The Institute for War and Peace Reporting (IWPR) has begun training monitors in Myanmar in readiness for the launch of a 12-month anti-hate speech project to promote greater tolerance of ethnic, religious and marginalised groups through information, education and public debate, according to a report on the IWPR website on 1 December.
The first short training course in the former capital Yangon was attended by 19 journalists from that city and from Mandalay. It was led by IWPR’s Asia Director Alan Davis and by the organisation’s new programme manager and editor, both of them former journalists with leading Myanmar dailies.
“Myanmar’s political transition in recent years has been accompanied by a rise in exclusive nationalism. Leading Buddhist monks from the Ma Ba Tha movement claim to speak for the Bamar majority and engage in anti-Muslim narratives targeting the Rohingya minority.
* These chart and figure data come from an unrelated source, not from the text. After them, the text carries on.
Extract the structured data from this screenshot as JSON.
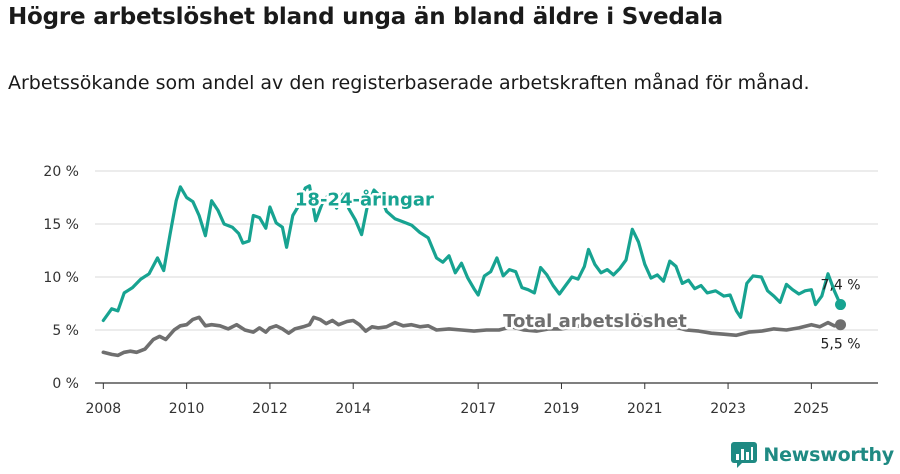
{
  "title": "Högre arbetslöshet bland unga än bland äldre i Svedala",
  "subtitle": "Arbetssökande som andel av den registerbaserade arbetskraften månad för månad.",
  "brand": {
    "name": "Newsworthy",
    "color": "#1f8a83"
  },
  "chart_data": {
    "type": "line",
    "title": "Högre arbetslöshet bland unga än bland äldre i Svedala",
    "ylim": [
      0,
      20
    ],
    "xlim": [
      2007.8,
      2026.6
    ],
    "y_ticks": [
      0,
      5,
      10,
      15,
      20
    ],
    "y_tick_labels": [
      "0 %",
      "5 %",
      "10 %",
      "15 %",
      "20 %"
    ],
    "x_ticks": [
      2008,
      2010,
      2012,
      2014,
      2017,
      2019,
      2021,
      2023,
      2025
    ],
    "x_tick_labels": [
      "2008",
      "2010",
      "2012",
      "2014",
      "2017",
      "2019",
      "2021",
      "2023",
      "2025"
    ],
    "grid": "horizontal",
    "series": [
      {
        "name": "18-24-åringar",
        "label": "18-24-åringar",
        "color": "#17a391",
        "end_label": "7,4 %",
        "points": [
          [
            2008.0,
            5.9
          ],
          [
            2008.2,
            7.0
          ],
          [
            2008.35,
            6.8
          ],
          [
            2008.5,
            8.5
          ],
          [
            2008.7,
            9.0
          ],
          [
            2008.9,
            9.8
          ],
          [
            2009.1,
            10.3
          ],
          [
            2009.3,
            11.8
          ],
          [
            2009.45,
            10.6
          ],
          [
            2009.6,
            14.0
          ],
          [
            2009.75,
            17.2
          ],
          [
            2009.85,
            18.5
          ],
          [
            2010.0,
            17.5
          ],
          [
            2010.15,
            17.1
          ],
          [
            2010.3,
            15.8
          ],
          [
            2010.45,
            13.9
          ],
          [
            2010.6,
            17.2
          ],
          [
            2010.75,
            16.3
          ],
          [
            2010.9,
            15.0
          ],
          [
            2011.1,
            14.7
          ],
          [
            2011.25,
            14.1
          ],
          [
            2011.35,
            13.2
          ],
          [
            2011.5,
            13.4
          ],
          [
            2011.6,
            15.8
          ],
          [
            2011.75,
            15.6
          ],
          [
            2011.9,
            14.6
          ],
          [
            2012.0,
            16.6
          ],
          [
            2012.15,
            15.1
          ],
          [
            2012.3,
            14.7
          ],
          [
            2012.4,
            12.8
          ],
          [
            2012.55,
            15.8
          ],
          [
            2012.7,
            16.8
          ],
          [
            2012.85,
            18.4
          ],
          [
            2012.95,
            18.6
          ],
          [
            2013.1,
            15.3
          ],
          [
            2013.25,
            16.9
          ],
          [
            2013.45,
            18.0
          ],
          [
            2013.6,
            16.5
          ],
          [
            2013.75,
            17.8
          ],
          [
            2013.9,
            16.4
          ],
          [
            2014.05,
            15.4
          ],
          [
            2014.2,
            14.0
          ],
          [
            2014.35,
            16.9
          ],
          [
            2014.5,
            18.2
          ],
          [
            2014.65,
            17.6
          ],
          [
            2014.8,
            16.2
          ],
          [
            2015.0,
            15.5
          ],
          [
            2015.2,
            15.2
          ],
          [
            2015.4,
            14.9
          ],
          [
            2015.6,
            14.2
          ],
          [
            2015.8,
            13.7
          ],
          [
            2016.0,
            11.8
          ],
          [
            2016.15,
            11.4
          ],
          [
            2016.3,
            12.0
          ],
          [
            2016.45,
            10.4
          ],
          [
            2016.6,
            11.3
          ],
          [
            2016.75,
            9.9
          ],
          [
            2016.9,
            8.9
          ],
          [
            2017.0,
            8.3
          ],
          [
            2017.15,
            10.1
          ],
          [
            2017.3,
            10.5
          ],
          [
            2017.45,
            11.8
          ],
          [
            2017.6,
            10.1
          ],
          [
            2017.75,
            10.7
          ],
          [
            2017.9,
            10.5
          ],
          [
            2018.05,
            9.0
          ],
          [
            2018.2,
            8.8
          ],
          [
            2018.35,
            8.5
          ],
          [
            2018.5,
            10.9
          ],
          [
            2018.65,
            10.2
          ],
          [
            2018.8,
            9.2
          ],
          [
            2018.95,
            8.4
          ],
          [
            2019.1,
            9.2
          ],
          [
            2019.25,
            10.0
          ],
          [
            2019.4,
            9.8
          ],
          [
            2019.55,
            11.0
          ],
          [
            2019.65,
            12.6
          ],
          [
            2019.8,
            11.2
          ],
          [
            2019.95,
            10.4
          ],
          [
            2020.1,
            10.7
          ],
          [
            2020.25,
            10.2
          ],
          [
            2020.4,
            10.8
          ],
          [
            2020.55,
            11.6
          ],
          [
            2020.7,
            14.5
          ],
          [
            2020.85,
            13.3
          ],
          [
            2021.0,
            11.2
          ],
          [
            2021.15,
            9.9
          ],
          [
            2021.3,
            10.2
          ],
          [
            2021.45,
            9.6
          ],
          [
            2021.6,
            11.5
          ],
          [
            2021.75,
            11.0
          ],
          [
            2021.9,
            9.4
          ],
          [
            2022.05,
            9.7
          ],
          [
            2022.2,
            8.9
          ],
          [
            2022.35,
            9.2
          ],
          [
            2022.5,
            8.5
          ],
          [
            2022.7,
            8.7
          ],
          [
            2022.9,
            8.2
          ],
          [
            2023.05,
            8.3
          ],
          [
            2023.2,
            6.8
          ],
          [
            2023.3,
            6.2
          ],
          [
            2023.45,
            9.4
          ],
          [
            2023.6,
            10.1
          ],
          [
            2023.8,
            10.0
          ],
          [
            2023.95,
            8.7
          ],
          [
            2024.1,
            8.2
          ],
          [
            2024.25,
            7.6
          ],
          [
            2024.4,
            9.3
          ],
          [
            2024.55,
            8.8
          ],
          [
            2024.7,
            8.4
          ],
          [
            2024.85,
            8.7
          ],
          [
            2025.0,
            8.8
          ],
          [
            2025.1,
            7.4
          ],
          [
            2025.25,
            8.2
          ],
          [
            2025.4,
            10.3
          ],
          [
            2025.55,
            8.7
          ],
          [
            2025.7,
            7.4
          ]
        ]
      },
      {
        "name": "Total arbetslöshet",
        "label": "Total arbetslöshet",
        "color": "#6f6f6f",
        "end_label": "5,5 %",
        "points": [
          [
            2008.0,
            2.9
          ],
          [
            2008.2,
            2.7
          ],
          [
            2008.35,
            2.6
          ],
          [
            2008.5,
            2.9
          ],
          [
            2008.65,
            3.0
          ],
          [
            2008.8,
            2.9
          ],
          [
            2009.0,
            3.2
          ],
          [
            2009.2,
            4.1
          ],
          [
            2009.35,
            4.4
          ],
          [
            2009.5,
            4.1
          ],
          [
            2009.7,
            5.0
          ],
          [
            2009.85,
            5.4
          ],
          [
            2010.0,
            5.5
          ],
          [
            2010.15,
            6.0
          ],
          [
            2010.3,
            6.2
          ],
          [
            2010.45,
            5.4
          ],
          [
            2010.6,
            5.5
          ],
          [
            2010.8,
            5.4
          ],
          [
            2011.0,
            5.1
          ],
          [
            2011.2,
            5.5
          ],
          [
            2011.4,
            5.0
          ],
          [
            2011.6,
            4.8
          ],
          [
            2011.75,
            5.2
          ],
          [
            2011.9,
            4.8
          ],
          [
            2012.0,
            5.2
          ],
          [
            2012.15,
            5.4
          ],
          [
            2012.3,
            5.1
          ],
          [
            2012.45,
            4.7
          ],
          [
            2012.6,
            5.1
          ],
          [
            2012.8,
            5.3
          ],
          [
            2012.95,
            5.5
          ],
          [
            2013.05,
            6.2
          ],
          [
            2013.2,
            6.0
          ],
          [
            2013.35,
            5.6
          ],
          [
            2013.5,
            5.9
          ],
          [
            2013.65,
            5.5
          ],
          [
            2013.85,
            5.8
          ],
          [
            2014.0,
            5.9
          ],
          [
            2014.15,
            5.5
          ],
          [
            2014.3,
            4.9
          ],
          [
            2014.45,
            5.3
          ],
          [
            2014.6,
            5.2
          ],
          [
            2014.8,
            5.3
          ],
          [
            2015.0,
            5.7
          ],
          [
            2015.2,
            5.4
          ],
          [
            2015.4,
            5.5
          ],
          [
            2015.6,
            5.3
          ],
          [
            2015.8,
            5.4
          ],
          [
            2016.0,
            5.0
          ],
          [
            2016.3,
            5.1
          ],
          [
            2016.6,
            5.0
          ],
          [
            2016.9,
            4.9
          ],
          [
            2017.2,
            5.0
          ],
          [
            2017.5,
            5.0
          ],
          [
            2017.8,
            5.3
          ],
          [
            2018.1,
            5.0
          ],
          [
            2018.4,
            4.9
          ],
          [
            2018.7,
            5.1
          ],
          [
            2019.0,
            5.1
          ],
          [
            2019.3,
            5.3
          ],
          [
            2019.6,
            5.5
          ],
          [
            2019.9,
            5.6
          ],
          [
            2020.2,
            5.8
          ],
          [
            2020.5,
            6.0
          ],
          [
            2020.8,
            6.4
          ],
          [
            2021.1,
            5.9
          ],
          [
            2021.4,
            5.6
          ],
          [
            2021.7,
            5.3
          ],
          [
            2022.0,
            5.0
          ],
          [
            2022.3,
            4.9
          ],
          [
            2022.6,
            4.7
          ],
          [
            2022.9,
            4.6
          ],
          [
            2023.2,
            4.5
          ],
          [
            2023.5,
            4.8
          ],
          [
            2023.8,
            4.9
          ],
          [
            2024.1,
            5.1
          ],
          [
            2024.4,
            5.0
          ],
          [
            2024.7,
            5.2
          ],
          [
            2025.0,
            5.5
          ],
          [
            2025.2,
            5.3
          ],
          [
            2025.4,
            5.7
          ],
          [
            2025.55,
            5.4
          ],
          [
            2025.7,
            5.5
          ]
        ]
      }
    ]
  }
}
To counter this, IWPR’s programming will encourage peaceful public engagement and seek to build a consensus that hate speech, left unchecked, is bad for the country’s future,” the report said.
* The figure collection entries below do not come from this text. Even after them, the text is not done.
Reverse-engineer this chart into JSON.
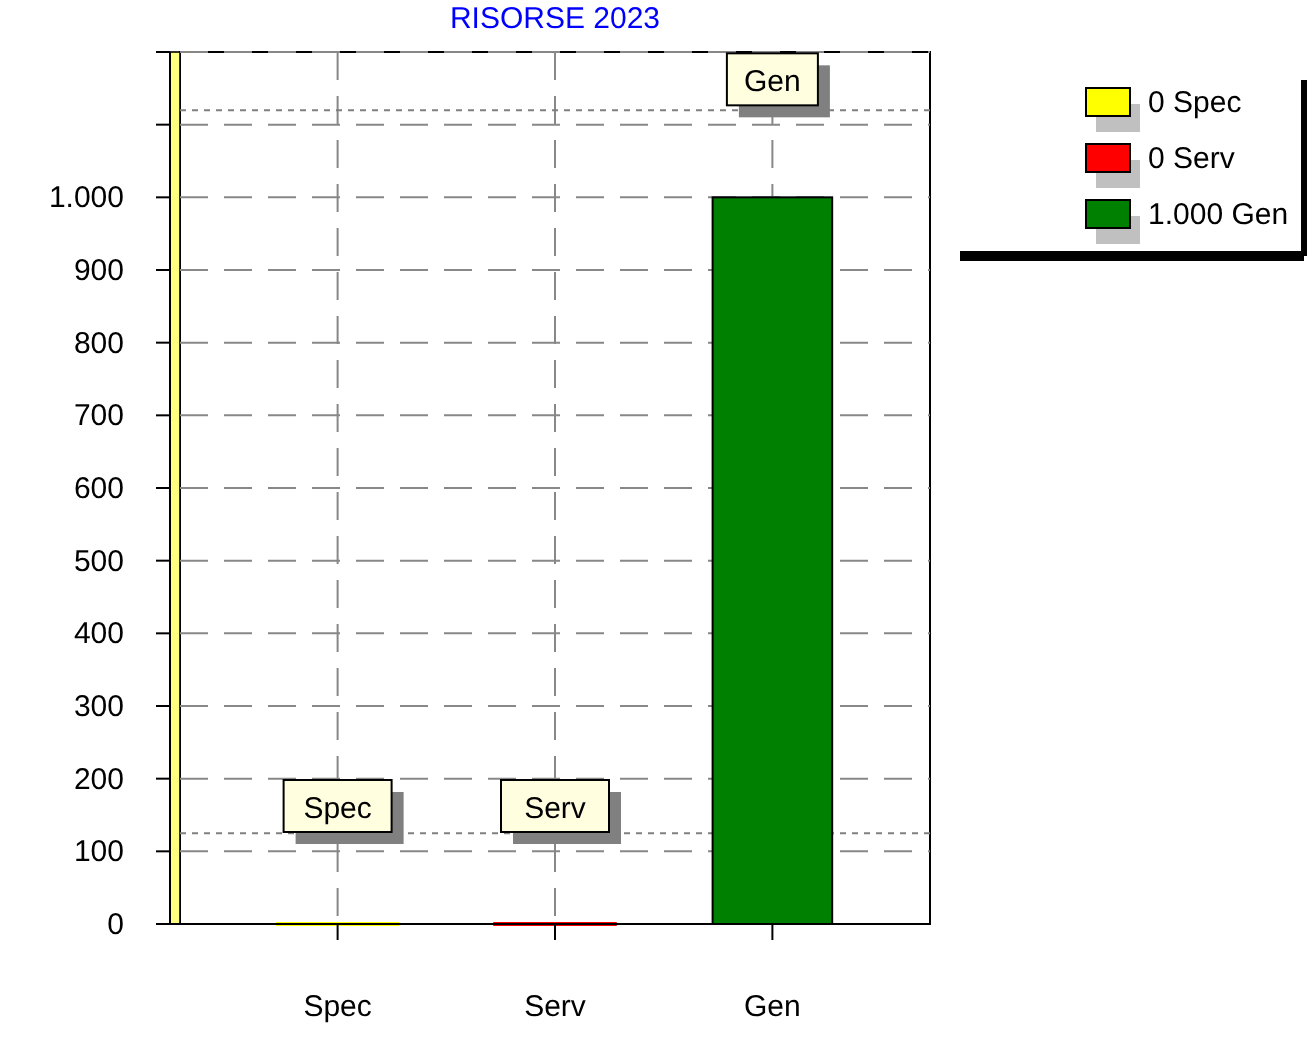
{
  "chart_data": {
    "type": "bar",
    "title": "RISORSE 2023",
    "categories": [
      "Spec",
      "Serv",
      "Gen"
    ],
    "series": [
      {
        "name": "0 Spec",
        "color": "#ffff00",
        "values": [
          0,
          null,
          null
        ]
      },
      {
        "name": "0 Serv",
        "color": "#ff0000",
        "values": [
          null,
          0,
          null
        ]
      },
      {
        "name": "1.000 Gen",
        "color": "#008000",
        "values": [
          null,
          null,
          1000
        ]
      }
    ],
    "ylim": [
      0,
      1200
    ],
    "yticks": [
      0,
      100,
      200,
      300,
      400,
      500,
      600,
      700,
      800,
      900,
      {
        "value": 1000,
        "label": "1.000"
      },
      {
        "value": 1100,
        "label": null
      },
      {
        "value": 1200,
        "label": null
      }
    ],
    "grid": true,
    "legend": "top right",
    "ref_lines": [
      {
        "axis": "y",
        "value": 1120,
        "color": "#808080",
        "line_style": "dotted"
      },
      {
        "axis": "y",
        "value": 125,
        "color": "#808080",
        "line_style": "dotted"
      }
    ],
    "annotations": [
      "Spec",
      "Serv",
      "Gen"
    ]
  }
}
“The essential challenge facing Myanmar is how to protect and defend things without going on the offensive and attacking and inciting violence against others,” Davis said. “Consequently, our project is all about our belief that the more information and education and debate is encouraged and shared respectfully, the more we can all reduce the influence and impact of hate speech.”
As part of IWPR’s programme, the 19 journalists selected will monitor media outlets and engage with those who, whether accidentally or deliberately, promote misinformation and incite fear or hatred of particular groups in Myanmar. They will produce a bulletin of their findings every two weeks, and they hope to inspire a growing band of volunteers to spend an hour online speaking up in defence of free expression and debate.
The media monitor bulletin will be published in both Myanmar and English every two weeks and will include a series of short opinion and commentary pieces commissioned from a variety of sources across the political, ethnic and religious spectrum.